Its next scheduled meeting is on Oct. 28, but Washington could request a special meeting 10 days after the arbiters’ report is published, suggesting an earliest possible final nod on Oct. 12.

In the largest case ever handled by the WTO, Washington had requested permission to impose tariffs on up to $11.2 billion of EU goods. Brussels is pushing for tariffs of around $10 billion on American goods in parallel process to be decided by the WTO early next year.

On Tuesday, the head of Irish budget airlines group Ryanair urged the United States and EU to pull back from the brink of a tariff war and said neither side’s aviation industry would survive a long dispute.

But Peter Harrell, a senior fellow at the Washington-based Center for a New American Security, saw no immediate peace deal.

“My sense is that there will be a settlement only after both sides have imposed tariffs on each other,” he said.

While the level of tariffs amounts to less than three days worth of annual trade between Europe and the United States, importers led by US airlines that buy Airbus jets have urged Washington to be selective when choosing industries to hit in order to avoid causing collateral damage to the US economy.

The WTO award in the dispute could fuel rising trade tensions, diplomats say.

EU manufacturers are already facing US tariffs on steel and aluminium and a threat from US President Donald Trump to penalise EU cars and car parts. The EU has in turn retaliated.

The Trump administration has concluded tariffs were effective in bringing China to the negotiating table over trade, and in convincing Japan to open its agricultural market to US products. Washington is unlikely to skip the opportunity to implement tariffs in the case over aircraft subsidies, according to current and former US officials.

Airbus has said this would lead to a “lose-lose” trade war and has published a video stressing its contribution to the US industry through local assembly plants and 4,000 direct jobs, headlined “Together, let’s keep American aerospace great”.

The European Union’s top trade official said the bloc would prefer to reach a settlement with the United States and avoid a tariff war over aircraft subsidies but that it will respond should President Donald Trump impose new duties on EU products.
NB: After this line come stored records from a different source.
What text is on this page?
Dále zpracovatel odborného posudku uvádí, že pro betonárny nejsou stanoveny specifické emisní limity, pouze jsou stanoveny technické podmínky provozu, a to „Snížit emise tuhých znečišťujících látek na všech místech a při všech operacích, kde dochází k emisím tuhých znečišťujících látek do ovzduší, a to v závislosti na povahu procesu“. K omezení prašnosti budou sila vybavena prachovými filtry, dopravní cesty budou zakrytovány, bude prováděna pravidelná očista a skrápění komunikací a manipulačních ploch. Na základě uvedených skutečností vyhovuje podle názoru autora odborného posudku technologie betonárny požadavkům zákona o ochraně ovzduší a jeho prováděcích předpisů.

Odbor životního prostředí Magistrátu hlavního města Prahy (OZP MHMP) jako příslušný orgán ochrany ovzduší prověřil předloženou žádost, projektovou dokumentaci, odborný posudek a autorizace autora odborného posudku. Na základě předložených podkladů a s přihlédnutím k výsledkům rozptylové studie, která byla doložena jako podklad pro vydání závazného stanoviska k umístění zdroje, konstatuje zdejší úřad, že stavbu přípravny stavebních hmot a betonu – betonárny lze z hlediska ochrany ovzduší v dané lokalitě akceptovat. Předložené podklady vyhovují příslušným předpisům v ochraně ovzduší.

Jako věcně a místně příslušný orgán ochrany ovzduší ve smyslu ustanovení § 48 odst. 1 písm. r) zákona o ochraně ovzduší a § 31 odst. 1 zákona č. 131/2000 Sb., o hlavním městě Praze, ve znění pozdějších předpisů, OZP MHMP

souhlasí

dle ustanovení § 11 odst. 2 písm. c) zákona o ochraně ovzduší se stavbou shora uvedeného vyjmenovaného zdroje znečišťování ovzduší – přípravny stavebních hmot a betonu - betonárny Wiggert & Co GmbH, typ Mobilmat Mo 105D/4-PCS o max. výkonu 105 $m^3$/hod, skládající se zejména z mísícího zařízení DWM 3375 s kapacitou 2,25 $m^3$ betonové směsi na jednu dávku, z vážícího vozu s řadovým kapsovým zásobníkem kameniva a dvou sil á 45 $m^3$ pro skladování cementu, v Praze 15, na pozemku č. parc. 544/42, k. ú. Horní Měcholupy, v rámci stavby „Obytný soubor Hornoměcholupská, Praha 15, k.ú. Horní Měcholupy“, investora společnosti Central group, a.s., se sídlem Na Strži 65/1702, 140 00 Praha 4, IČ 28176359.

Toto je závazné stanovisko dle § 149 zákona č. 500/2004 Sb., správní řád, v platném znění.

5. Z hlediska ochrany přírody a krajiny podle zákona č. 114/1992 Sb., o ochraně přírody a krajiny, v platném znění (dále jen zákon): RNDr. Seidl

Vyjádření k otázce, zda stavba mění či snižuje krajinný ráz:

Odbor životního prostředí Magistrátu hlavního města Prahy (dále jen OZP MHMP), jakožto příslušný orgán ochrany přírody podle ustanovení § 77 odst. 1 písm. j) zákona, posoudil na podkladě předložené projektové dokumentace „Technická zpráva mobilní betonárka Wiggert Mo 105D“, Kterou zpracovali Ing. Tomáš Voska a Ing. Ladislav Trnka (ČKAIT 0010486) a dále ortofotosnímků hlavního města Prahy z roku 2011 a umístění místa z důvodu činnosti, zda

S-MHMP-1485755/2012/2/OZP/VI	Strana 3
After the World Trade Organization cleared Trump to take action over illegal EU subsidies to plane-maker Airbus, EU Trade Commissioner Cecilia Malmstrom said “our readiness to find a fair settlement remains unchanged.” But Malmstrom warned that “if the US decides to impose WTO authorised countermeasures, it will be pushing the EU into a situation where we will have no other option than to do the same.”

The EU expects a similar WTO ruling on US subsidies to Boeing in coming months.

Malmstrom says a tariff war “would only inflict damage on businesses and citizens on both sides of the Atlantic, and harm global trade and the broader aviation industry at a sensitive time.”